Помню, Даниель должен был написать курсовую о строительных материалах, которые использовались в эпоху расцвета. Для нас, ранее равнодушно относившихся к подобной работе, это была возможность осознать архитектурный гений нашего города. Я сопровождал своего друга в его исследованиях; именно во время наших прогулок я развил свои размышления о преимуществах портика и общинной архитектуры. Еще одним откровением для нас стал тот факт, что ни благородный мрамор, ни буржуазный строительный камень не получили у нас распространения. Вместо них более скромные, более простые и более теплые стихии. Прежде всего, вездесущий кирпич, даже на фасадах церквей. Дома, дворцы, портики, стены, монументальные ворота, муниципальные и религиозные строения: всюду кирпич — неброский, домашний, дружелюбный. Конкуренцию ему составляли только необычные материалы из долины Рено. Одевшись очень легко, чтобы не задохнуться в послеполуденном июньском зное, мы ползали по окрестным холмам и знаменитым «бухточкам», своеобразным карьерам естественного происхождения, каменистые отложения которых, такие же мягкие и податливые как глина, использовались в строительстве. Бледнотерракотовый селенит, украшающий цоколи Гаризенды (той из двух башен, что наклонена); и пористый, податливый, нежный как масло песчаник, залегающий на выходе из карьера, алый, словно мясо лосося.
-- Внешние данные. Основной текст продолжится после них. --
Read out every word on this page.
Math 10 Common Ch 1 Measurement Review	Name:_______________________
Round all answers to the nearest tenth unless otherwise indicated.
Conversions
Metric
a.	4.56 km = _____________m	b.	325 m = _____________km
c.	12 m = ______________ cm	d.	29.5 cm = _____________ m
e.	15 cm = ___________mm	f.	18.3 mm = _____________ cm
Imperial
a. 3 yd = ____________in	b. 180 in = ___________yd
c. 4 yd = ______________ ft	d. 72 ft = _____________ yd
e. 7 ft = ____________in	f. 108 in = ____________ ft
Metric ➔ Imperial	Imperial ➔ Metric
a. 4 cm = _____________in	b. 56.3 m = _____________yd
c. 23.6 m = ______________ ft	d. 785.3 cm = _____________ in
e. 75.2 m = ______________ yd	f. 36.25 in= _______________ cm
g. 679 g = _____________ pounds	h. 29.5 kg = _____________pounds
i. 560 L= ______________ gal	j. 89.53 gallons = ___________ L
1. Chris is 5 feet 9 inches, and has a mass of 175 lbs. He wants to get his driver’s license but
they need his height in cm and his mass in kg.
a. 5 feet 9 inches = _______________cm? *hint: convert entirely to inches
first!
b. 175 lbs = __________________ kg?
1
Быть может, я в подробности запомнил все эти геологические нюансы только для того, чтобы не замечать, как на груди обнаженного по пояс Даниеля, собиравшего посреди бурьяна образцы фунта, загорался медовым цветом под лучами солнца бледно-юный пушок, столь несообразный с его черной шевелюрой сицилианского паренька. Какая сила не давала мне отвести свой взгляд? Куда подевалась моя невинность и непосредственность летних фриулийских каникул? В тот день я впервые заметил, что изменился; я или мир вокруг нас. Берега Тальяменто принадлежали исчезнувшему миру. Я машинально заправил в брюки свою рубашку поло, которую только что хотел снять. Боязнь выдать себя? Страх самого себя? Что спровоцировало это ранее никогда неведомое мне внезапное смущение, так резко контрастировавшее с естественностью моих касарских переживаний? Слишком счастливый, чтобы скрывать это замешательство за своей увлеченностью минералогией, я с еще большим рвением продолжил составлять инвентарь барочных капризов земной коры, стоя рядом с Даниелем, который ни о чем не догадывался. В конце концов, привыкнув к моим шуткам, которые я отпускал в кругу товарищей в отношении женского пола, как и принято в таком возрасте, разве он мог меня в чем-то подозревать?